Mental health organizations around the country recognize National Suicide Prevention Awareness Month during the month of September each year. Understanding and awareness of suicide in order to prevent it is something we need to be doing every day. Talking to a counselor about any questions you have about how to help support others or how to get help for yourself is a great place to start.
ARE YOU OR SOMEONE YOU KNOW IN CRISIS?
You are not alone, and help is available. If you are located within the U.S., visit The Lifeline.
From the American Counseling Association
“Despite outdated misperceptions, suicide is neither a personal failure nor the evidence of mental illness, but rather a common human response to difficult environmental factors and emotional pain. Improving life circumstances, enhancing social connection and reducing emotional pain are the most effective ways to reduce the frequency and intensity of suicidal thoughts and feelings.”

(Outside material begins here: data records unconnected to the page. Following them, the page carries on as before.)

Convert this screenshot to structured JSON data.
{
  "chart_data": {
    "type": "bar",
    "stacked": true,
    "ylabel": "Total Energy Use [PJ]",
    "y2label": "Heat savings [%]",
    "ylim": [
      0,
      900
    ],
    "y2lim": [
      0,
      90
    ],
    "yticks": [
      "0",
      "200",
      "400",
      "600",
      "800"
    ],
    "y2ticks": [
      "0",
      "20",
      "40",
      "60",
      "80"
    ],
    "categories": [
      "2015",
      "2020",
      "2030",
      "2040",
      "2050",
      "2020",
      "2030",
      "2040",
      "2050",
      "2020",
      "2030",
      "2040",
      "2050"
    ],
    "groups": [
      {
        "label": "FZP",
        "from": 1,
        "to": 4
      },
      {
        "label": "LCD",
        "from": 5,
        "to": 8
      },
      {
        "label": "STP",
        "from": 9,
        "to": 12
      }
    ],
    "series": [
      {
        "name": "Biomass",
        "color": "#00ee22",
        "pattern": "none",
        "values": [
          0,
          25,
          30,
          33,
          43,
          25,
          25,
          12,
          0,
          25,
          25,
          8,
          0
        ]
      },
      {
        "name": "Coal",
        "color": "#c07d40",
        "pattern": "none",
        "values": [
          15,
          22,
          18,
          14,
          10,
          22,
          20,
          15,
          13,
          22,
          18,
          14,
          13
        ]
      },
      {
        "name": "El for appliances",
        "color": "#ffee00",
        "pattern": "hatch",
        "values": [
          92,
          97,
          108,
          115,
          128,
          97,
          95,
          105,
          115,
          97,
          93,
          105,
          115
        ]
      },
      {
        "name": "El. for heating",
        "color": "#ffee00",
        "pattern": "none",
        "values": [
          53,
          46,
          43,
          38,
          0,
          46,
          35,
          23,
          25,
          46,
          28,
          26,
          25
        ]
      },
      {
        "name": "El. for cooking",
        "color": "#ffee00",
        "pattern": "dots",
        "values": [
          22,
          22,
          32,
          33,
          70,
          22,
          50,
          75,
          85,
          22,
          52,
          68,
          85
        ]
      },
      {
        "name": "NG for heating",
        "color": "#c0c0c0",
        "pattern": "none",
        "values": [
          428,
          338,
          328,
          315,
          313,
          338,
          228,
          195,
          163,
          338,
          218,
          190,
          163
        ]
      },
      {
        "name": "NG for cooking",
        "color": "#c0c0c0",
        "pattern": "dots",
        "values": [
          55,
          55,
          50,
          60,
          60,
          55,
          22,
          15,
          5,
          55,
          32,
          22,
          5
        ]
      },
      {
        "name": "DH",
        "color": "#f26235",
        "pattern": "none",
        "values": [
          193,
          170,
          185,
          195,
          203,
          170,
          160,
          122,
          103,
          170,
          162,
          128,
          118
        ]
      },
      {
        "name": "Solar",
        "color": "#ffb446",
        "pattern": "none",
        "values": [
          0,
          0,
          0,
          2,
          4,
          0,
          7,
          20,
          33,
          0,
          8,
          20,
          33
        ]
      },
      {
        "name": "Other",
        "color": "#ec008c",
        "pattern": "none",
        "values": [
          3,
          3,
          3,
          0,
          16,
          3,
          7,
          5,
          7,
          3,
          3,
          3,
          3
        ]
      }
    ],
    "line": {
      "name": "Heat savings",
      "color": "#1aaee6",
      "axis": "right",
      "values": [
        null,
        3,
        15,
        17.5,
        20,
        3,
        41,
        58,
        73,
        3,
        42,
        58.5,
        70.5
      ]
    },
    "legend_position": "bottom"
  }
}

If you need help, or know someone who does, the following resources are available:
The Lifeline provides 24/7, free and confidential support for people in distress, prevention and crisis resources for you or your loved ones
#BeThe1To is the 988 Suicide & Crisis Lifeline’s message for National Suicide Prevention Month and beyond, which helps spread the word about actions we can all take to prevent suicide. The Lifeline is working to change the conversation from suicide to suicide prevention, to actions that can promote healing, help and give hope.
- Veterans Crisis Line: 800-273-8255, press Option 1
- Crisis Text Line
Crisis Text Line is a crisis-intervention hotline that conducts conversations exclusively by text message. Trained crisis counselors are available 24 hours a day.
CrisisNOW provides a roadmap to safe, effective crisis care. Their goal is to keep people out of emergency rooms or jails by providing targeted services for people in distress.
- SAMHSA’s Disaster Distress Helpline provides 24/7 crisis counseling to people experiencing emotional distress related to natural or human-caused disasters.
- Mental Health – Warm Lines
Warm lines are confidential, peer-run listening lines staffed by people who have experienced mental health conditions themselves.